齐僖公得知郑鲁联军出现在自己的后方,顿时气不打一出来,随即兵锋一转,直指郑鲁联军,而宋国援军和小白所率的几千之众也已至此,中原大战的高潮就要来临。
齐僖公驱车至阵前,鲁侯和郑伯纷纷驱车上前。
鲁桓公拱手说道:“岳父大人,小婿这有礼了,近来可算安康啊!哦!差点忘了,恭喜岳父贺喜岳父,您有孙儿了。文姜近日新添一子,本来小婿是来道喜,可造成今日之局面,实非我所愿啊。”
“小婿知道,纪乃敝邑世姻,闻得罪于上国,寡人躬来请赦。”
齐僖公说道:“姬允你别在那你说那么多废话,:“吾先祖哀公为纪所谮,见烹于周,于今八世,此仇未报。君助其亲,我报其仇,今日之事,惟有战耳,你要是还认我这个岳父,你就应该退兵,加入我的阵营来。”
鲁桓公摇了摇头:“这老家伙是不可理喻了,郑伯咱们上。”
鲁国派公子溺出阵迎战,齐将彭生接敌厮杀。彭生有万夫不当之勇,公子溺不是其敌,只见彭生一手接住公子溺的武器,猛的一拽,将公子溺摔于马车下。秦子、梁子二将见势不妙,并力向前,竟未能取胜,反而彭生更占优势。
“杀——”
只见齐卫南燕主力扑向郑鲁联军,纪武侯见战机来临,即命其弟赢季倾全部兵马,从后面杀向齐军。
宋国南宫长万,挥军支援,小白率领援军也加入战斗。
齐,卫,宋,南燕四国对阵,郑,鲁,纪三国,七国兵车,混做一处相杀,杀声震天。
双方混战近一个时辰,南燕国国力弱小兵势渐衰,无法再继续支撑下去,于是南燕伯瞅准机会,带领南燕军脱离战场,逃走了。
双方实力现已持平,但宋国士兵刚刚经历一场大战,士气低落,最终南宫长万为了保存实力,也命宋军撤退出战场,回国去了,而卫国是有兵无将,出兵只是不想失信于齐僖公,无心念战,因此很快也败下阵来。
战争的天平现在已经完全倾向郑鲁纪三国联军,目前战场上只有齐国一国力抗三国联军。
三国军队将齐军围住,形成关门打狗之势,齐军损失惨重,杀得尸横遍野,血流成河,彭生也身中几箭。
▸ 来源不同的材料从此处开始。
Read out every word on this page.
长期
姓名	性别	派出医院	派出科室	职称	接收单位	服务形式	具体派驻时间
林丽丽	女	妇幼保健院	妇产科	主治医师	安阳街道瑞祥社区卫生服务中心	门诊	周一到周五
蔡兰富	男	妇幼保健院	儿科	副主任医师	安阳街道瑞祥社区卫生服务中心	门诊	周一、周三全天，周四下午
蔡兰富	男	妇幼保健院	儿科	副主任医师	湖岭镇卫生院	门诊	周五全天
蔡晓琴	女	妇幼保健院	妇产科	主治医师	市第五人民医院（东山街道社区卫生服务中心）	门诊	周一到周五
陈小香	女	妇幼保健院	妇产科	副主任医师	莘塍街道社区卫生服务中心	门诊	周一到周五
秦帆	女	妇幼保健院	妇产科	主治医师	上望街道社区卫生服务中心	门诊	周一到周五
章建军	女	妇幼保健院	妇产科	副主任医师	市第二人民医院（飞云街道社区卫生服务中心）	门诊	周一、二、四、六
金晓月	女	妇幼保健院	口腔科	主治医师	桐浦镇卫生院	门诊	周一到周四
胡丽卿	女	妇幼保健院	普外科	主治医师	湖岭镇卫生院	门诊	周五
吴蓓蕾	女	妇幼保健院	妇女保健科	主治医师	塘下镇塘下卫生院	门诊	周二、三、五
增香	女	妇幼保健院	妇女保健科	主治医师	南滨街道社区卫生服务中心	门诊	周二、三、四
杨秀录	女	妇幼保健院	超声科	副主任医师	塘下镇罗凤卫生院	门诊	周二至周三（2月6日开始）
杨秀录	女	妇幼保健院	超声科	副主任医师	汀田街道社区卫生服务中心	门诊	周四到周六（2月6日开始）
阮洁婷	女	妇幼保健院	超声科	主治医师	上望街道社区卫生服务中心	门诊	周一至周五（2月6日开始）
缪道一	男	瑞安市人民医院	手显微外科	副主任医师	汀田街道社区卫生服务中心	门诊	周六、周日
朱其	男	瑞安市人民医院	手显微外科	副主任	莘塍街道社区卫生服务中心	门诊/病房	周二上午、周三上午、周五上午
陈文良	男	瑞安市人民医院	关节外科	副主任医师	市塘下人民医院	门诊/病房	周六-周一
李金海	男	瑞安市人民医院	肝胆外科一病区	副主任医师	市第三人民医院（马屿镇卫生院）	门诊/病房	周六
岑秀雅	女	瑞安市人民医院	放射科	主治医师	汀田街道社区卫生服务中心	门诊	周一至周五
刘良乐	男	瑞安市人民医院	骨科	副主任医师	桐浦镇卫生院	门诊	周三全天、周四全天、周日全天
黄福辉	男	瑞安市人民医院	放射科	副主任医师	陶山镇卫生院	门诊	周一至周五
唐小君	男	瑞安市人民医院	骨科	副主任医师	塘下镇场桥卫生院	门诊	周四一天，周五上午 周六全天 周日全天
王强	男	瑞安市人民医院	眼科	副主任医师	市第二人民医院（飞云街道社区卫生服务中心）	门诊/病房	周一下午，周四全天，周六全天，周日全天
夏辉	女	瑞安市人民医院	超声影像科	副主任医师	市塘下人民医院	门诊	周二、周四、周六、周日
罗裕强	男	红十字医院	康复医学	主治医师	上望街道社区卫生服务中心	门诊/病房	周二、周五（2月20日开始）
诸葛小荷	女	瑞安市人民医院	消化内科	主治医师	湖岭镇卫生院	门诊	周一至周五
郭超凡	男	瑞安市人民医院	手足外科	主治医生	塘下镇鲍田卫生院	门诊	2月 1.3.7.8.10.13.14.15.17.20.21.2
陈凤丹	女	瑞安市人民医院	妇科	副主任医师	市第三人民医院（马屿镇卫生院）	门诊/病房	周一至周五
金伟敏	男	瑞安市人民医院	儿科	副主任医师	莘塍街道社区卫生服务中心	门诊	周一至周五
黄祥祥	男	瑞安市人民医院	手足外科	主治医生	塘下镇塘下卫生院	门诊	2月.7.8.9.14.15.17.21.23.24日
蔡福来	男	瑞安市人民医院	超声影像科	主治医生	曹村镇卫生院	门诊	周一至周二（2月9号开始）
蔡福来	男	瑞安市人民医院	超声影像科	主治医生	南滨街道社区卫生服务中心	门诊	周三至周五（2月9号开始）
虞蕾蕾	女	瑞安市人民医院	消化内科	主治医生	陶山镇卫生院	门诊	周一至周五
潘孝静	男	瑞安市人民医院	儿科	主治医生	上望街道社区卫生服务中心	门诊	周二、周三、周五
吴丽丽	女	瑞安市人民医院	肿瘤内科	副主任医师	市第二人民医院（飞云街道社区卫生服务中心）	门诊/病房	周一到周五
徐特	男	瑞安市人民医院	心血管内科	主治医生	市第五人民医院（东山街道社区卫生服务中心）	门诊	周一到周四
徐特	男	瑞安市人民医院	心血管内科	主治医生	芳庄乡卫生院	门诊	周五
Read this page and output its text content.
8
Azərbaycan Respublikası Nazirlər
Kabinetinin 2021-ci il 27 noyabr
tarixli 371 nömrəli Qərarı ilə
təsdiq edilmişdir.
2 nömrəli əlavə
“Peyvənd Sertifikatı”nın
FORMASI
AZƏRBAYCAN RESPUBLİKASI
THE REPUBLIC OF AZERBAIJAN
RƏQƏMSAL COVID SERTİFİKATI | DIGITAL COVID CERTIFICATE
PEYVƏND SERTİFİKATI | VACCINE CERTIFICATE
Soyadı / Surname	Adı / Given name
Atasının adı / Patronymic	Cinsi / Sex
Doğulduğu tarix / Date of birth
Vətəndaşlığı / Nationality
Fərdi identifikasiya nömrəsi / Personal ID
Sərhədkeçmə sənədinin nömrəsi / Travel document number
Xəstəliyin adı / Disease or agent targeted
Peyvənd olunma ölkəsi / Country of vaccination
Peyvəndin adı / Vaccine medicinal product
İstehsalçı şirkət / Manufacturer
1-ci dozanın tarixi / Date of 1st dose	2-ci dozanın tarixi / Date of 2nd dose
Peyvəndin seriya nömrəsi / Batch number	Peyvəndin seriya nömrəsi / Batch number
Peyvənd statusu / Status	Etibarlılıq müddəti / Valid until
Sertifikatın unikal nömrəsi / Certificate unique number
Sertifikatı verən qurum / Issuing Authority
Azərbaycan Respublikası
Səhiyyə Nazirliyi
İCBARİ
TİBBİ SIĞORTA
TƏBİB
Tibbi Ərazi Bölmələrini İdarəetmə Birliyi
乱军之中,郑历公见齐僖公周身有空隙,于是张弓搭箭,准备射杀齐僖公。
小白于乱军中,看见郑历公要加害于自己的父亲,立马一个健步飞奔上去,用身躯挡住了飞向齐僖公的箭矢,结果自己的左肩被射中,小白强忍着疼痛,大声喊道:“二哥!快带父亲离开这里啊!我来抵挡敌军。”
可任由齐军怎么左突右杀,就是冲不出包围圈,齐僖公红着眼,看着自己的士兵一个一个倒下。
就在这时,太子诸儿率领一万大军前来支援,郑历公和鲁桓公见状,都觉得目标已经达成,不宜再战。于是纷纷下令收军回国。
临走时郑历公命两国军士其声高呼:“明欺弱小恣贪谋,只道孤城顷刻收。他国未亡我已败,令人千载笑齐侯。”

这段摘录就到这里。